In this paper, we study Pollution Reduction by Rationalization Hypothesis on water pollution using Chinese firm-level data. We investigate heterogeneous firm’s export effect on water pollution. We find that the relationship between a firm’s labor productivity and water pollution is inverted U-shaped. With heterogeneous firms, we find that more productive firms can export with less polluted water when a firm’s productivity achieves a certain level. We conclude that export makes firms cleaner in terms of water. Agglomeration drives up labor productivity; higher productive firms export while producing more polluted water initially. When a firm’s productivity is high enough and achieves a certain level, exporting activity produces less polluted water. We first provide such an inverted U-shaped relationship in the benchmark estimation. Then, the two interaction models of the firm’s productivity and export intensity, as well as the firm’s employees and export intensity, prove the relationship of labor mobility among different firms. The marginal effect of export intensity also identifies that the export effect on water pollution is conditional on the firm’s productivity. The mechanism of the PRR hypothesis does exist. Trade liberalization does cause some firms to become cleaner, even though we observe relatively clean exporting firms and relatively dirty domestic producers at different productivity stages. Export causes water pollution to fall with high firm productivity, because of productivity-induced rationalization. Therefore, our empirical study on China’s water pollution validates the PRR hypothesis. More productive firms can export with less polluted water by reallocating more productive labor from dirty firms. The reallocation of production factors affects water pollution through trade.

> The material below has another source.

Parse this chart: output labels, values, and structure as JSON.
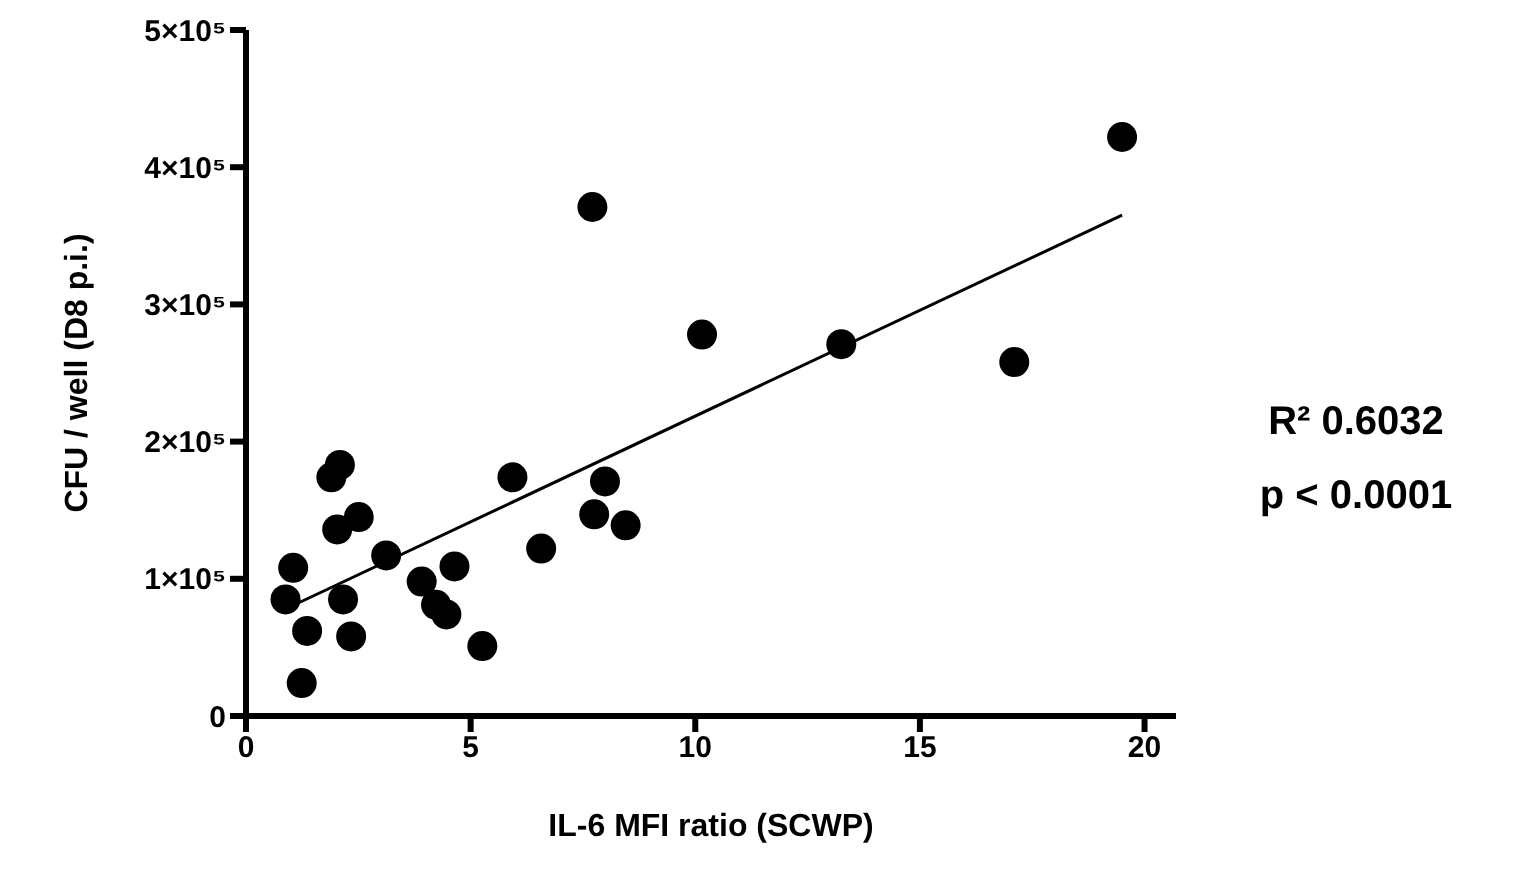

Moreover, composition effect and technique effect also play roles in the firm’s water pollution in China. In terms of composition effect, firms can increase capital-intensive production with less water pollution by increasing the firm’s productivity. In terms of technique effect, labor productivity can strengthen the technique effect on water pollution through relative wage rate.

Our study has a clear policy implication. In China’s water resources management system, China should concentrate on productivity enhancement and encourage export with restrictions on water pollution. Policy can favor productive firm’s water pollution abatement. The first basic policy is to continue to export, since exporting does not necessarily increase wastewater in China. The second policy is to make use of industry policy to connect sectoral agglomeration policy as well as water protection policy with exporting policy. Water protection policy can be efficient by enhancing sectoral agglomeration and exporting.

A potential future research direction can be in line with intra-industry trade. If possible, it is valuable to investigate the intra-industry trade at the firm level with pollution if all the import-related data from a specific country are available. Another possible research direction can be related to green technology innovation. It is also promising to combine patent datasets to investigate the effect of green technology innovation on the reduction of wastewater as well as the spillover effect on the reduction of wastewater in the same or neighboring geographic area. We also encourage researchers to investigate the distressed and dirty industry hypothesis and pollution offshoring hypothesis for different pollutants.